NIC string conversion issue on Grace Hopper:
While working on dynamic CPU core assignments in K8s pod, we need to parse and dump the cuphycontroller config yaml file. On the Grace Hopper, the nic: 0000:01:00.0 will be converted to nic: 60.0. This is because the PCIe address might be interpreted as a 60 based integer according to ‘https://yaml.org/type/int.html’. The fix is to explicitly tell yaml parser to interpret the PCIe address as a string by putting single quotation marks around or !!str before the pcie address, e.g., nic: ‘0000:01:00.0’ or nic: !!str 0000:01:00.0.
From sed -i "s/nic:.*/nic: 0000:01:00.0/" ${cuBB_SDK}/cuPHY-CP/cuphycontroller/config/cuphycontroller_P5G_FXN.yaml to sed -i "s/nic:.*/nic: ‘0000:01:00.0’/" ${cuBB_SDK}/cuPHY-CP/cuphycontroller/config/cuphycontroller_P5G_FXN.yaml (or sed -i "s/nic:.*/nic: \!\!str 0000:01:00.0/" ${cuBB_SDK}/cuPHY-CP/cuphycontroller/config/cuphycontroller_P5G_FXN.yaml)
There is a known issue (DL C-plane send error) when running multiple L2 instances if H2D copy thread is enabled. The workaround is to disable the H2D copy thread when running multiple L2 instances.
F08 20C_60c: cuPHYController Reports ‘DL C-plane Send Error’ (Error Type 1) during Initialization. This is a transient error only occurs at startup.
Duplicate configuration doesn’t work with mMIMO pattern 6C_69b.
There is a known issue (UE attach failure) when using cuBB compiled with SCF_FAPI_10_04 flag for E2E integration. The workaround is for L2 to send TRP scheme field when sending RX Beamforming PDU according to SCF FAPI 10.04 release.

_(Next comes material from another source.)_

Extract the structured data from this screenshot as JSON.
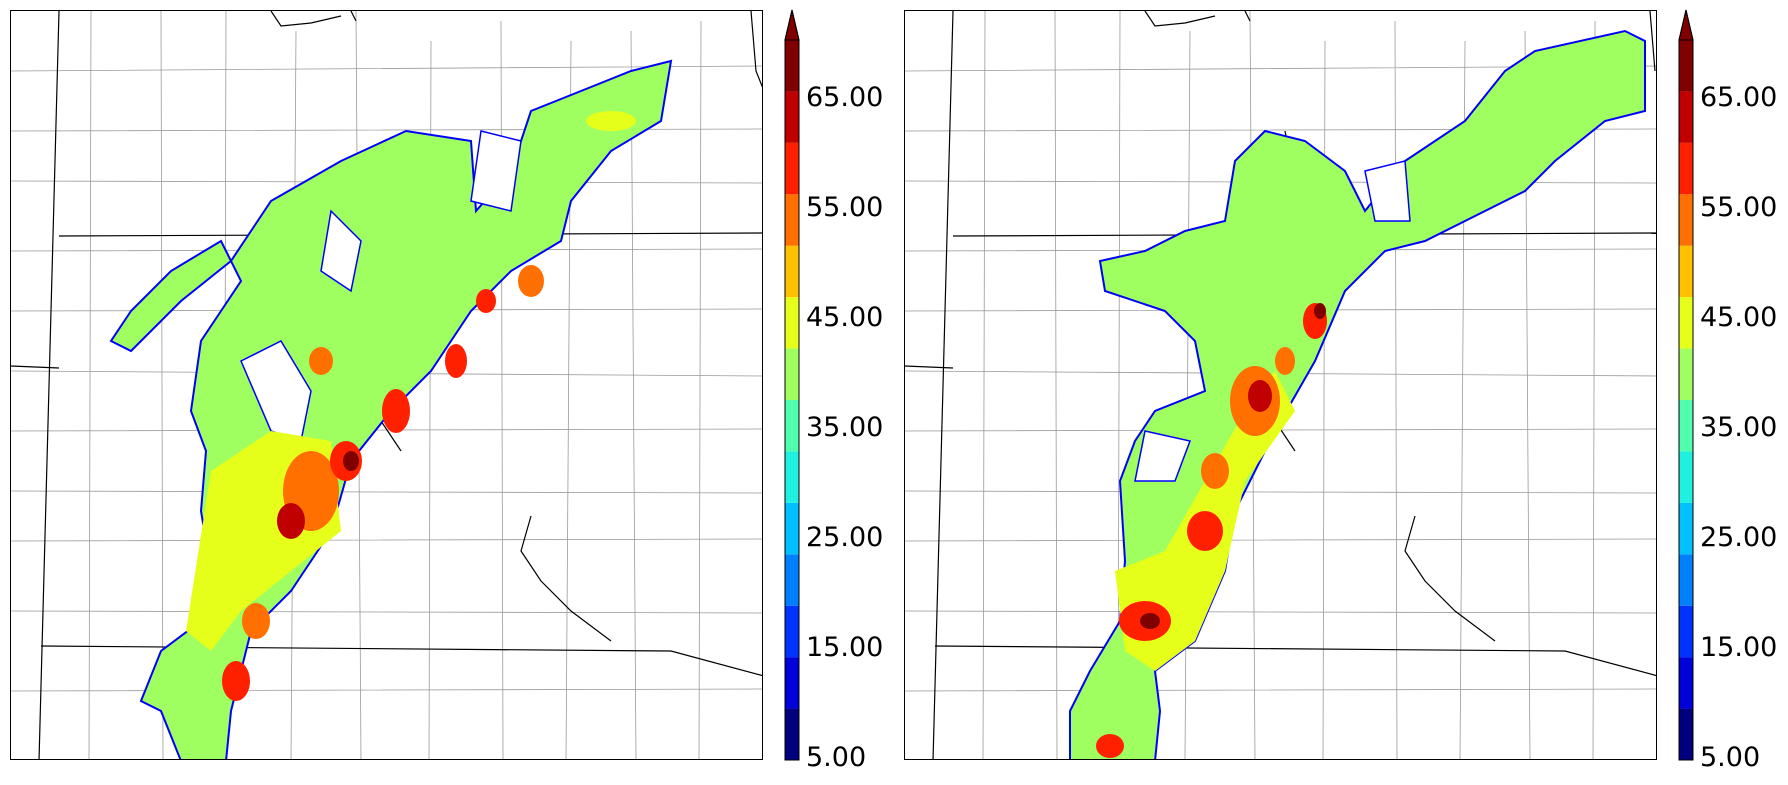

The following test cases are not passing. They could be functionality issues or test framework issues:
Channel |
Test Cases |
Feature |
|---|---|---|
DL MIX |
193, 194 |
32-port CSI-RS |
CSI-RS |
4058, 4064 |
CSI-RS ModComp |
mSlot_mCell |
90628, 90629, 90636. |
64TR |
If below error is observed on startup of cuphycontroller, please try a different port for ‘aerial_metrics_backend_address’ in cuphycontroller yaml file, e.g., current default address is 127.0.0.1:8081, change it to 127.0.0.1:8082. We’ve seen this issue with RHOCP.
null context when constructing CivetServer. Possible problem binding to port.